Miré alrededor. La habitación estaba impregnada del denso olor del animal. Vi el lugar donde la cosa aparentemente había dormido, y aprecié su fuerza, su volumen. También encontré las pequeñas cajas traídas en las naves negras. Había cajones con discos metálicos, quizá discos mnemónicos o registros. Imaginaba que los Reyes Sacerdotes podían utilizar el contenido de este cuarto. Tal vez podrían aprender mucho si utilizaban este material.
Me acerqué al panel horizontal, y descolgué el cono por donde se transmitía la voz; vi una llave y la moví; la voz se interrumpió inmediatamente.
Hablé al cono. Lo hice en goreano. No sabía a quién hablaba. Estaba seguro de que mi transmisión, como tantas otras, sería grabada. Ahora o quizá más tarde el destinatario comprendería.
—Cernus ha muerto —dije—. La bestia huyó. No habrá respuesta.
Volví a mover la llave. Esta vez reinó el silencio.
Me volví y abandoné la habitación, atrancándola por fuera, de modo que otros no pudiesen entrar.
Cuando regresé al salón de Cernus vi a Flaminio.
—Ho-Tu —dijo.
Le seguí a la habitación de Sura.
Allí encontré a Ho-Tu. Con su cuchillo curvo se había cortado el cuello y había caído sobre el cuerpo de Sura. Vi que primero había quitado del cuello de Sura el collar de Cernus.
Flaminio parecía conmovido. Me miró y yo le miré a él.
Flaminio bajó los ojos.
—Tienes que vivir —le dije.
—No —contestó.
—Tienes cosas que hacer —insistí—. Hay un nuevo Ubar en Ar. Tienes que regresar a tu trabajo, a tu investigación.
—La vida es poca cosa —afirmó.
—¿Qué es la muerte?
Me miró.
—Nada —dijo.
—Si la muerte es nada —observé—, lo poco que es la vida sin duda es mucho.
Desvió la vista.
—Eres Guerrero —dijo—. Tienes tus guerras, tus batallas.

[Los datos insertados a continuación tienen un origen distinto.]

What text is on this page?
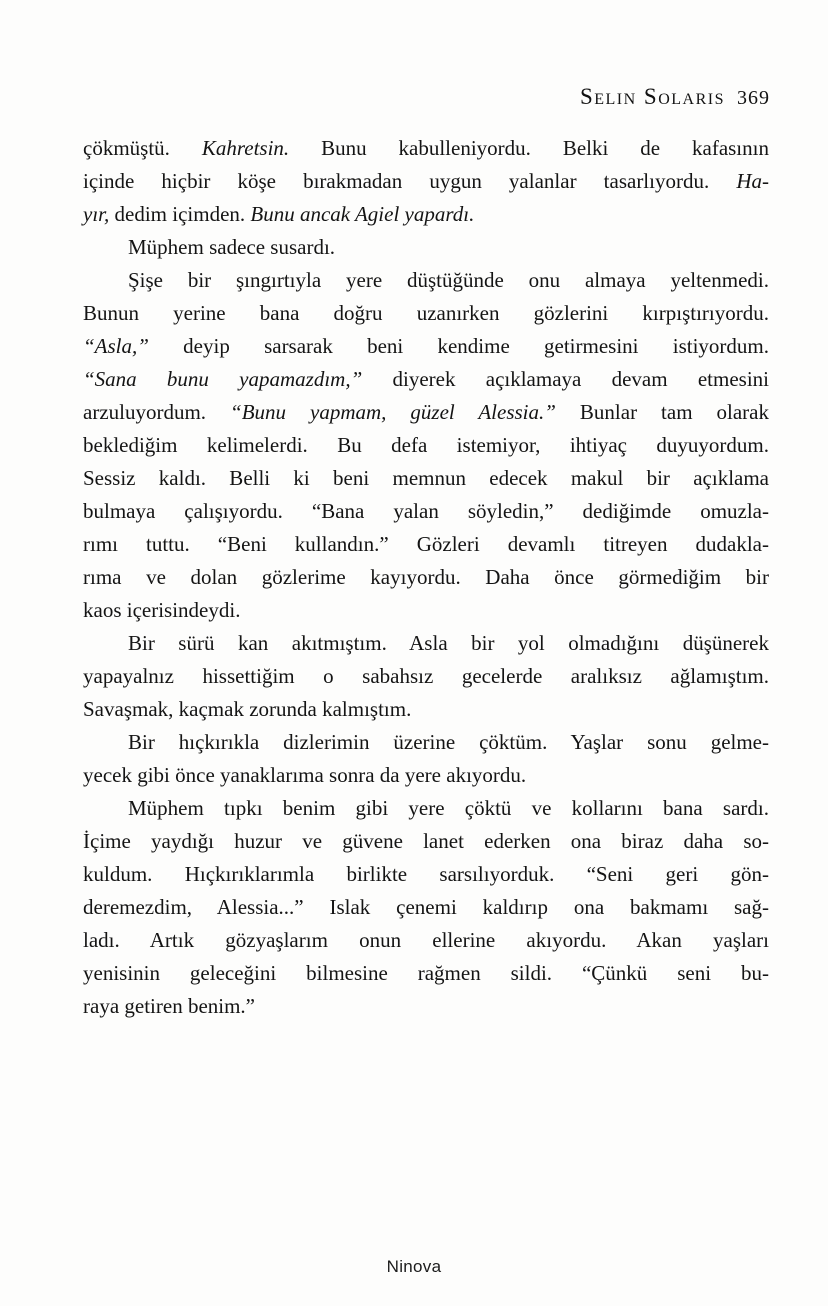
Selin Solaris 369
çökmüştü. Kahretsin. Bunu kabulleniyordu. Belki de kafasının
içinde hiçbir köşe bırakmadan uygun yalanlar tasarlıyordu. Ha-
yır, dedim içimden. Bunu ancak Agiel yapardı.
Müphem sadece susardı.
Şişe bir şıngırtıyla yere düştüğünde onu almaya yeltenmedi.
Bunun yerine bana doğru uzanırken gözlerini kırpıştırıyordu.
“Asla,” deyip sarsarak beni kendime getirmesini istiyordum.
“Sana bunu yapamazdım,” diyerek açıklamaya devam etmesini
arzuluyordum. “Bunu yapmam, güzel Alessia.” Bunlar tam olarak
beklediğim kelimelerdi. Bu defa istemiyor, ihtiyaç duyuyordum.
Sessiz kaldı. Belli ki beni memnun edecek makul bir açıklama
bulmaya çalışıyordu. “Bana yalan söyledin,” dediğimde omuzla-
rımı tuttu. “Beni kullandın.” Gözleri devamlı titreyen dudakla-
rıma ve dolan gözlerime kayıyordu. Daha önce görmediğim bir
kaos içerisindeydi.
Bir sürü kan akıtmıştım. Asla bir yol olmadığını düşünerek
yapayalnız hissettiğim o sabahsız gecelerde aralıksız ağlamıştım.
Savaşmak, kaçmak zorunda kalmıştım.
Bir hıçkırıkla dizlerimin üzerine çöktüm. Yaşlar sonu gelme-
yecek gibi önce yanaklarıma sonra da yere akıyordu.
Müphem tıpkı benim gibi yere çöktü ve kollarını bana sardı.
İçime yaydığı huzur ve güvene lanet ederken ona biraz daha so-
kuldum. Hıçkırıklarımla birlikte sarsılıyorduk. “Seni geri gön-
deremezdim, Alessia...” Islak çenemi kaldırıp ona bakmamı sağ-
ladı. Artık gözyaşlarım onun ellerine akıyordu. Akan yaşları
yenisinin geleceğini bilmesine rağmen sildi. “Çünkü seni bu-
raya getiren benim.”
Ninova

—Tú también las tienes, Médico.
Nos miramos a los ojos.
—La Dar-Kosis —dije— aún no ha sido derrotada.
Desvió el rostro.
—Tienes que regresar a tu trabajo —afirmé—. Los hombres te necesitan.
Rió amargamente.
—Lo poco que los hombres tienen —dije— merece tu amor.
—¿Quién soy yo para cuidar de otros? —preguntó.
—Eres Flaminio, el mismo que hace mucho amó a los hombres y decidió vestir la túnica verde de la Casta de los Médicos.
—Hace mucho —dijo, con los ojos bajos— yo conocí a Flaminio.
—Y yo le conozco ahora.
Me miró a los ojos. Había lágrimas en sus ojos, y también en los míos.
—Yo amaba a Sura —dijo Flaminio.
—También la amaba Ho-Tu —dije— y también yo, a mi modo.
—No moriré —dijo Flaminio—. Trabajaré.
Regresé a mis propias habitaciones en la Casa de Cernus. Fuera pude oír la canción de la gloria de Ar. Lavé de mi frente la marca de la daga negra.